Step 2 — Apply CNOT (Q0=control, Q1=target) $$|\psi_2\rangle = \text{CNOT}\,|\psi_1\rangle = \text{CNOT}\!\left[\frac{1}{\sqrt{2}}(|00\rangle + |10\rangle)\right]$$ $$= \frac{1}{\sqrt{2}}\bigl(\text{CNOT}|00\rangle + \text{CNOT}|10\rangle\bigr) = \frac{1}{\sqrt{2}}\bigl(|00\rangle + |11\rangle\bigr) = |\Phi^+\rangle$$ CNOT is linear: it acts on each term of the superposition separately. $\text{CNOT}|00\rangle = |00\rangle$ (control=0, target unchanged). $\text{CNOT}|10\rangle = |11\rangle$ (control=1, target flipped: $0\to1$).

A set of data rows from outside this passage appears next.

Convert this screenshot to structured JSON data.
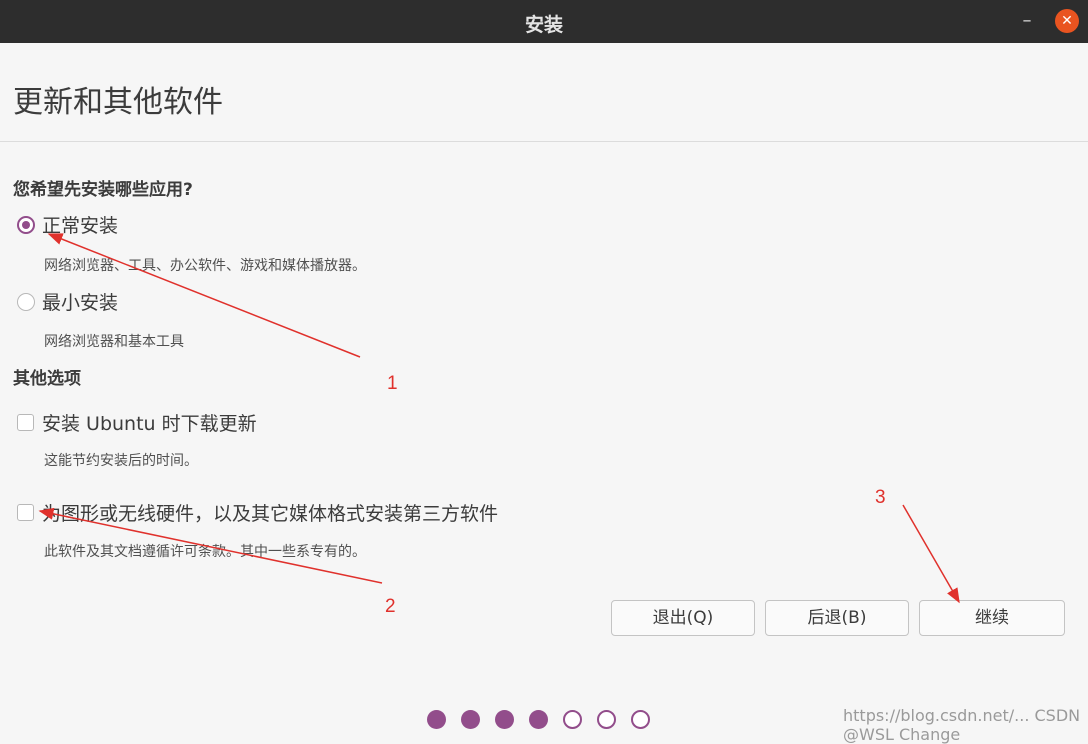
{
  "window": {
    "title": "安装",
    "minimize_glyph": "–",
    "close_glyph": "✕"
  },
  "page": {
    "title": "更新和其他软件"
  },
  "install_type": {
    "question": "您希望先安装哪些应用?",
    "options": [
      {
        "label": "正常安装",
        "description": "网络浏览器、工具、办公软件、游戏和媒体播放器。",
        "selected": true
      },
      {
        "label": "最小安装",
        "description": "网络浏览器和基本工具",
        "selected": false
      }
    ]
  },
  "other_options": {
    "heading": "其他选项",
    "items": [
      {
        "label": "安装 Ubuntu 时下载更新",
        "description": "这能节约安装后的时间。",
        "checked": false
      },
      {
        "label": "为图形或无线硬件，以及其它媒体格式安装第三方软件",
        "description": "此软件及其文档遵循许可条款。其中一些系专有的。",
        "checked": false
      }
    ]
  },
  "buttons": {
    "quit": "退出(Q)",
    "back": "后退(B)",
    "continue": "继续"
  },
  "progress": {
    "total_steps": 7,
    "completed_steps": 4
  },
  "annotations": {
    "label_1": "1",
    "label_2": "2",
    "label_3": "3"
  },
  "watermark": "https://blog.csdn.net/... CSDN @WSL Change",
  "colors": {
    "accent": "#924d8b",
    "titlebar": "#2d2d2d",
    "close_button": "#e95420",
    "annotation": "#e0312c"
  }
}
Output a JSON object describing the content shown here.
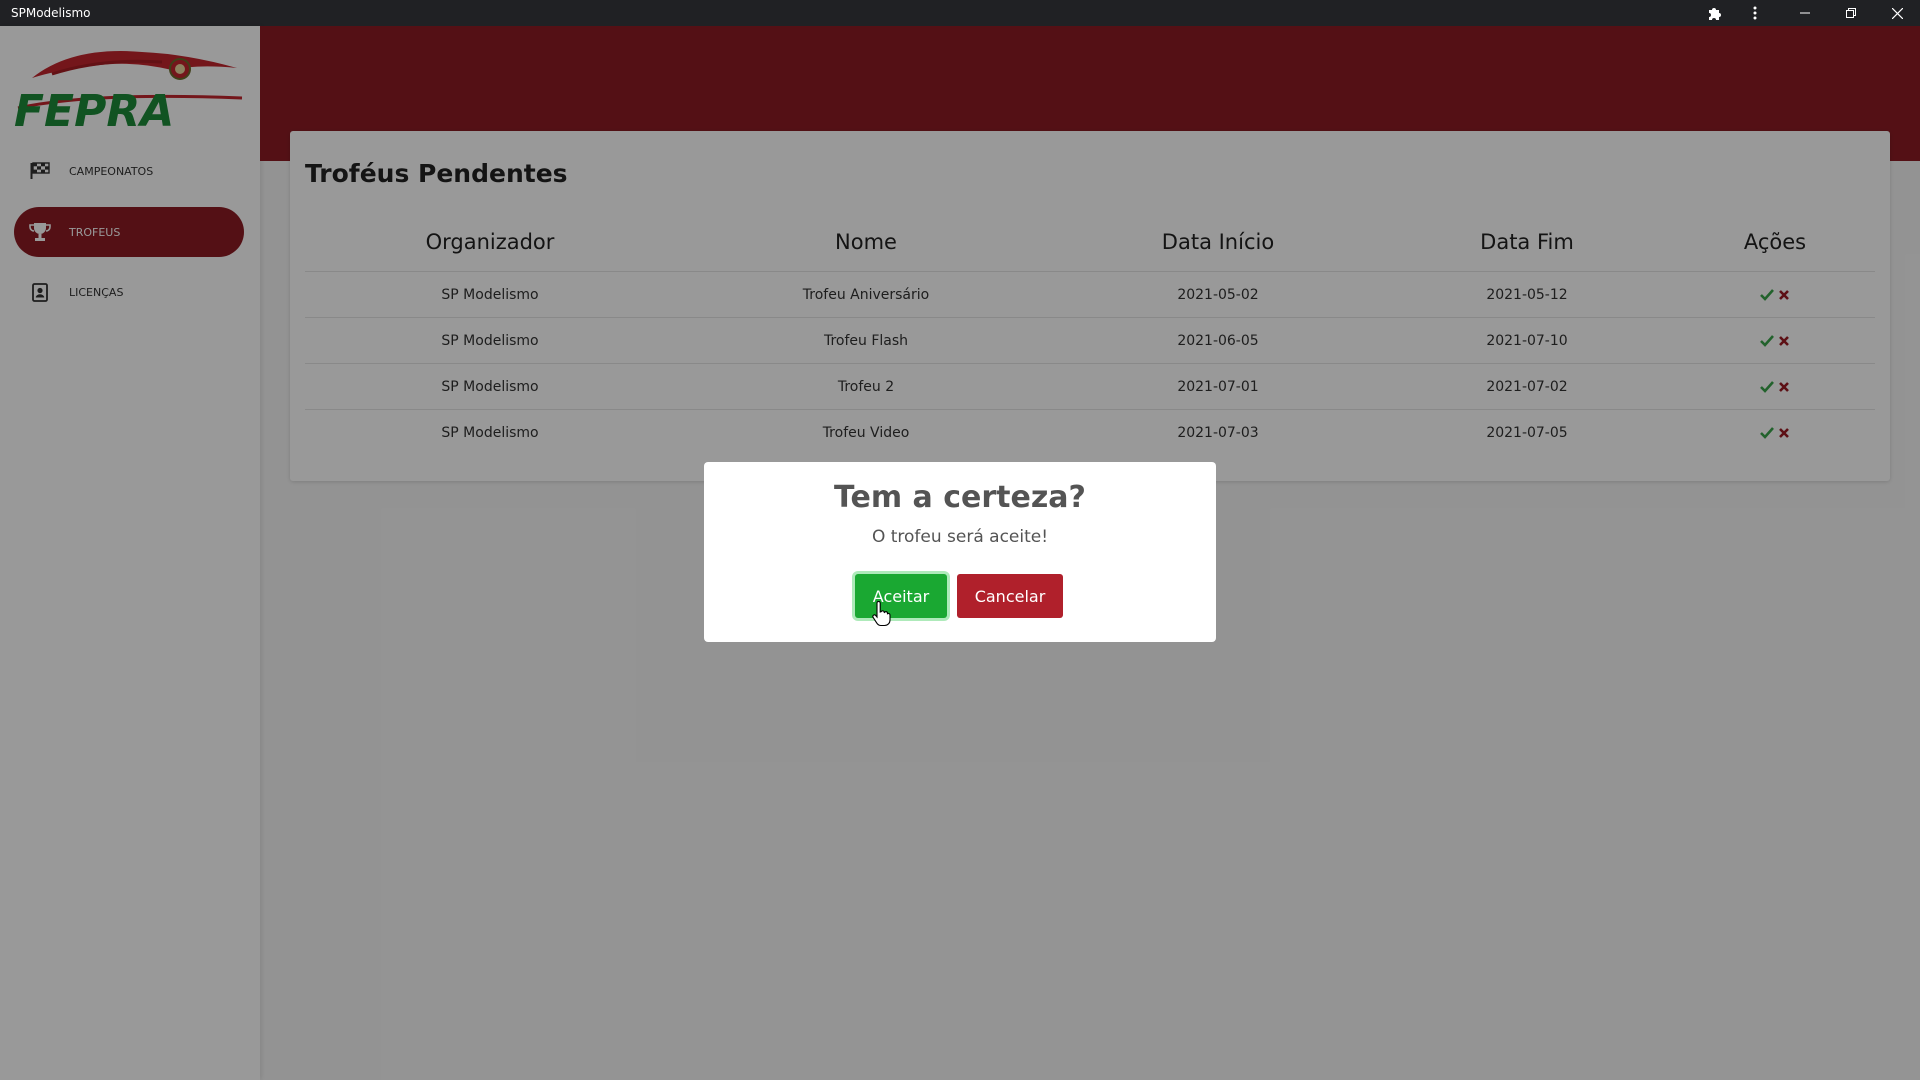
{
  "window": {
    "title": "SPModelismo",
    "controls": [
      "extensions-icon",
      "more-vert-icon",
      "minimize-icon",
      "restore-icon",
      "close-icon"
    ]
  },
  "sidebar": {
    "logo_text": "FEPRA",
    "items": [
      {
        "label": "CAMPEONATOS",
        "icon": "checkered-flag-icon",
        "active": false
      },
      {
        "label": "TROFEUS",
        "icon": "trophy-icon",
        "active": true
      },
      {
        "label": "LICENÇAS",
        "icon": "id-card-icon",
        "active": false
      }
    ]
  },
  "main": {
    "title": "Troféus Pendentes",
    "table": {
      "headers": [
        "Organizador",
        "Nome",
        "Data Início",
        "Data Fim",
        "Ações"
      ],
      "rows": [
        [
          "SP Modelismo",
          "Trofeu Aniversário",
          "2021-05-02",
          "2021-05-12"
        ],
        [
          "SP Modelismo",
          "Trofeu Flash",
          "2021-06-05",
          "2021-07-10"
        ],
        [
          "SP Modelismo",
          "Trofeu 2",
          "2021-07-01",
          "2021-07-02"
        ],
        [
          "SP Modelismo",
          "Trofeu Video",
          "2021-07-03",
          "2021-07-05"
        ]
      ],
      "actions": [
        "accept-check-icon",
        "reject-x-icon"
      ]
    }
  },
  "modal": {
    "title": "Tem a certeza?",
    "text": "O trofeu será aceite!",
    "confirm_label": "Aceitar",
    "cancel_label": "Cancelar"
  },
  "colors": {
    "brand_red": "#8c1c24",
    "accept_green": "#1aa832",
    "cancel_red": "#b0202b",
    "check_green": "#3aa34a",
    "x_red": "#9c1c24"
  }
}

The $\frac{1}{\sqrt{2}}$ is preserved. The result $|\Phi^+\rangle = \frac{1}{\sqrt{2}}(|00\rangle+|11\rangle)$ cannot be written as a product $|\alpha\rangle\otimes|\beta\rangle$ — it is genuinely entangled. Source: Nielsen & Chuang §1.3.6.

Step 3 — Measurement probabilities via Born Rule $$P(00) = \left|\langle 00 | \Phi^+\rangle\right|^2 = \left|\frac{1}{\sqrt{2}}\right|^2 = \frac{1}{2}$$ $$P(11) = \left|\langle 11 | \Phi^+\rangle\right|^2 = \left|\frac{1}{\sqrt{2}}\right|^2 = \frac{1}{2}$$ $$P(01) = \left|\langle 01 | \Phi^+\rangle\right|^2 = |0|^2 = 0 \qquad P(10) = \left|\langle 10 | \Phi^+\rangle\right|^2 = |0|^2 = 0$$ The Born Rule: the probability of measuring $|x\rangle$ equals the squared magnitude of the amplitude $\langle x|\psi\rangle$. The Bell state has amplitude $\frac{1}{\sqrt{2}}$ on $|00\rangle$ and $|11\rangle$, and zero amplitude on $|01\rangle$ and $|10\rangle$. Those two outcomes are not just unlikely — they are provably, algebraically impossible. Their amplitudes are exactly zero.

Section 05

⑤ Interactive

Run the Bell Pair Circuit

Step through the circuit gate by gate and watch the quantum state change at each step. Once you reach the Bell state, run as many measurement shots as you want. Watch $|00\rangle$ and $|11\rangle$ appear in roughly equal numbers. Watch $|01\rangle$ and $|10\rangle$ never appear.

That is entanglement — not as a concept, but as a pattern in data.

⚛ Bell Pair Circuit Runner

Step through H → CNOT → measure · shots: 0 · correlation: —

INTERACTIVE

Step 0 of 3 — Initialise

Current quantum state

|Q0, Q1⟩ = |00⟩

Press ▶ Next Step to apply the first gate. Watch the quantum state update with each operation.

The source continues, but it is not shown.